Salinas is probably the last place you’d find a band like us. The migrant knows this town for work. The literati know this town because of John Steinbeck. Servicemen remember Salinas because it was every soldier’s destination upon leave from Ft. Ord. You’ve probably had a salad with components from the Salinas Valley. James Dean died on his way to a race here.
But all that is neither hear nor there. The fact is, none of Rum & Rebellion grew up in Salinas. But this town is where we’re at right now, and that’s reflected in our music.
We’re part of the town’s migrant tradition. We didn’t come here to work the fields, but we did come to Salinas because of work. Just like every other migrant, we brought along our memories and traditions and sought out a community familiar to the ones we left behind. Like the others, we found a community in the bars and the shows and over time, we became part of something that exists, happily, on the fringe.
There aren’t any established English-language acts here. Most touring bands skip this town altogether. For shows, we’ve got house parties, a few friendly community spaces, and an all-ages café run by some down folks. Most of the records that come out of this town are done without the help of a label. And that’s all right. There’s no standard that casual observers expect the bands, poets and emcees to live up to. After a few shows, all the faces quickly become familiar. Sure, we’ve had some scraps at the shows, but there’s also an intimacy, respect, and care because the shows are all we’ve got.

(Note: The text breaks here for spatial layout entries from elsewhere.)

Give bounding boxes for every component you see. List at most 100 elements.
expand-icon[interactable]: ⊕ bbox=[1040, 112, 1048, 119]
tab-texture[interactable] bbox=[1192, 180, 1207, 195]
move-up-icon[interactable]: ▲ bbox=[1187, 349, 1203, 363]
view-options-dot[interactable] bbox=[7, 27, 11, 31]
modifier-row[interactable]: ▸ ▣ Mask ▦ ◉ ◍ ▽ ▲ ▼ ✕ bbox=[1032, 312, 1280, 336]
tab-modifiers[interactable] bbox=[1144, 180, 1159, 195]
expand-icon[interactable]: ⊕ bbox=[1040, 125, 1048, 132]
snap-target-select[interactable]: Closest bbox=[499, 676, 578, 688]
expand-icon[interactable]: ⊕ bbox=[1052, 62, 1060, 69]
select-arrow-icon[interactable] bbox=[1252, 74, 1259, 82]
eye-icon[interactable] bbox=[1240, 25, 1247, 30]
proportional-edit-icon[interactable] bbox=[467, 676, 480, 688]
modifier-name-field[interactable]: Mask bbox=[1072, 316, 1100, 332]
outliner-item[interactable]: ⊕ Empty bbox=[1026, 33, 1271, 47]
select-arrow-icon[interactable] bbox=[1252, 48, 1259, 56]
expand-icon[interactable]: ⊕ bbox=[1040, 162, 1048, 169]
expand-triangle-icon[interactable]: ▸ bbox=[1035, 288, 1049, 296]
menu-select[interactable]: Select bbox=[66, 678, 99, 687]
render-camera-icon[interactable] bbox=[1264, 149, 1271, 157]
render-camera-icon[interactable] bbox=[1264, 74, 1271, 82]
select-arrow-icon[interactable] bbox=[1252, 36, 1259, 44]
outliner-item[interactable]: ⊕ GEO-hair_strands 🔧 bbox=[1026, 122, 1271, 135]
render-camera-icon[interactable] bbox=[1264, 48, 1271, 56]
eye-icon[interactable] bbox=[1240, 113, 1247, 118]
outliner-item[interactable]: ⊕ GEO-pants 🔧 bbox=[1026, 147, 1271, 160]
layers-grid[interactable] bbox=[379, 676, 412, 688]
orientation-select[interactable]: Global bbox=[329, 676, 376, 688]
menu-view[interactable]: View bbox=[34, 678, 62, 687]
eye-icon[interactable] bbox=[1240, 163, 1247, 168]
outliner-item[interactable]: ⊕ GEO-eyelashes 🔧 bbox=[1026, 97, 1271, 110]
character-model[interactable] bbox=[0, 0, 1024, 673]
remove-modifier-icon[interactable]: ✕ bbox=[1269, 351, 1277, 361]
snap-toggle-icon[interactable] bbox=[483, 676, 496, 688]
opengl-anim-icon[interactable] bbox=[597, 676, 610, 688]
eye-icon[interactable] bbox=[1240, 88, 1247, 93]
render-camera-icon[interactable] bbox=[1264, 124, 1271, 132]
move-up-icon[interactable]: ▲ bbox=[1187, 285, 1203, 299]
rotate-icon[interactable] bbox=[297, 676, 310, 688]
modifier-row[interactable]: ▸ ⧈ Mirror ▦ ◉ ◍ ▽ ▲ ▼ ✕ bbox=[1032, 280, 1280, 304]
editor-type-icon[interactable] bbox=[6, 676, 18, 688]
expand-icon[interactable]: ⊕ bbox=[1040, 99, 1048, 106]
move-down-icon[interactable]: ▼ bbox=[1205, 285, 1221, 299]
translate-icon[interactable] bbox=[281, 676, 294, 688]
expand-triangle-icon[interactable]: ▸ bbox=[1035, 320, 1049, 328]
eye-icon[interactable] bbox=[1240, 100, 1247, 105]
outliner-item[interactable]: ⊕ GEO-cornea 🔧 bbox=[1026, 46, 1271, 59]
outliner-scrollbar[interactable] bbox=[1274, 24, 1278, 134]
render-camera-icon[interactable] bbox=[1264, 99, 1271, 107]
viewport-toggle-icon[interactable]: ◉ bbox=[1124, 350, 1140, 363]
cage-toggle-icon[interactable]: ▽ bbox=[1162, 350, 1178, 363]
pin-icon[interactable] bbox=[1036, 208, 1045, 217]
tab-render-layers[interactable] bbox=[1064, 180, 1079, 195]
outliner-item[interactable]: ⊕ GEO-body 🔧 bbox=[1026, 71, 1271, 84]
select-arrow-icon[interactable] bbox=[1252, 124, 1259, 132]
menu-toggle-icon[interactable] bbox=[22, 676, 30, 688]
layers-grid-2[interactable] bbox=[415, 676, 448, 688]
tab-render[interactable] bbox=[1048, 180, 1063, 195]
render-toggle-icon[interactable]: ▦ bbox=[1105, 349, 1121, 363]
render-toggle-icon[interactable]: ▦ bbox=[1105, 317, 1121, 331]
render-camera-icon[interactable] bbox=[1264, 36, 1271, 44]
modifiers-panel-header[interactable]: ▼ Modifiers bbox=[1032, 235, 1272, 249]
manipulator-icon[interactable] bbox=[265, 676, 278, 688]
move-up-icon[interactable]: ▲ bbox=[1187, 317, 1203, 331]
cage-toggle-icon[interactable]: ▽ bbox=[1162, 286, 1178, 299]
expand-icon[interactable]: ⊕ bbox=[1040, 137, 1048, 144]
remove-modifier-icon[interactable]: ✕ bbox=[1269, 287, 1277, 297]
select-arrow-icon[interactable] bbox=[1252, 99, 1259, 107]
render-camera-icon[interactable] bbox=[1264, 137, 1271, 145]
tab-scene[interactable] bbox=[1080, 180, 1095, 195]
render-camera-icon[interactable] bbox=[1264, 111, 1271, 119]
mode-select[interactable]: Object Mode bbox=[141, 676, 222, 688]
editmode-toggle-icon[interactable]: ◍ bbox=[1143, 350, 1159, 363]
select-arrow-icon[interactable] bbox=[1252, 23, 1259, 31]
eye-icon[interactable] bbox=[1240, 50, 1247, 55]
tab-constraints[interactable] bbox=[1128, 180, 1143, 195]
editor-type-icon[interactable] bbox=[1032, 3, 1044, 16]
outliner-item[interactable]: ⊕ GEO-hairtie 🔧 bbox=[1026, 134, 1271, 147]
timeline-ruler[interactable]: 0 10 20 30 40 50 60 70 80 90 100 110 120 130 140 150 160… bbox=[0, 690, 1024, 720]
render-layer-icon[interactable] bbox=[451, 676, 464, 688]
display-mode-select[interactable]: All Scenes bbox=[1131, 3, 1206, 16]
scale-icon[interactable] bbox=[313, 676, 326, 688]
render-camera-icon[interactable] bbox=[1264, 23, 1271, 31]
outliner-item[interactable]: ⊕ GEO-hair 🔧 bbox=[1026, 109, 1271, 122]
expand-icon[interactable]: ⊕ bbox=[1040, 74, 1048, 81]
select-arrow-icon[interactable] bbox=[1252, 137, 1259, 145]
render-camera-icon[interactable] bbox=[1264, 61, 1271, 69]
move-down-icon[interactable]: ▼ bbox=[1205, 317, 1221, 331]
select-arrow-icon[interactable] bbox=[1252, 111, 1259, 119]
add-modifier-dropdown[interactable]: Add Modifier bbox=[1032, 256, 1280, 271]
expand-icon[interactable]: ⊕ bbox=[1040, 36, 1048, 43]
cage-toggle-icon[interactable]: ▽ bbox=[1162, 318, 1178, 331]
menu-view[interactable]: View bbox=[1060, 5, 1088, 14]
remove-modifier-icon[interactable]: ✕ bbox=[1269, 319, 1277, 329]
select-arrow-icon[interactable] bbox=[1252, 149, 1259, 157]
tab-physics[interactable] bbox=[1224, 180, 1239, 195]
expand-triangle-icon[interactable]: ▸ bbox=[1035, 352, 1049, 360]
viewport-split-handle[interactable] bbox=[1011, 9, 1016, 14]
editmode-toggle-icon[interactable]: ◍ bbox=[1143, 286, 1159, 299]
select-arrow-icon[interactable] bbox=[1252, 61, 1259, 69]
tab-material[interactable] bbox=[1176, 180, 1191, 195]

Our songs are political and heart felt. After all, what is politics without love and what is love if not a political stance, a declaration of one's self-determination? Our inspiration is equal parts Ian McKay and Alejandro Escovedo, hardcore and the Harry Smith Anthology of American Folk Music, with the boom-chicka-boom of Luther Perkins for fun. (Truth be told, Rum & Rebellion came together in the wake of the Lucero/Against Me! tour in 2004.)
In July, a friend asked us what we call our music. Straight from the heart and bit from the hips.
Take a listen to the record. We recorded it with Craigums at the new Dutch Oven in Alameda, CA one weekend in April. We’ve also got a song, “The San Luis Waltz,” on the Someday Coming Round: Deviant Twang Revisited compilation put out by our friend Paul Davis of Mule Train in Santa Cruz, CA.
You’re invited to the next show in downtown Salinas, our home outside of the practice spot. Afterwards come along to where ever we end up and have a drink with us. When you drive through Salinas, don’t be a stranger. There’s so much to be lost by keeping yourself to yourself.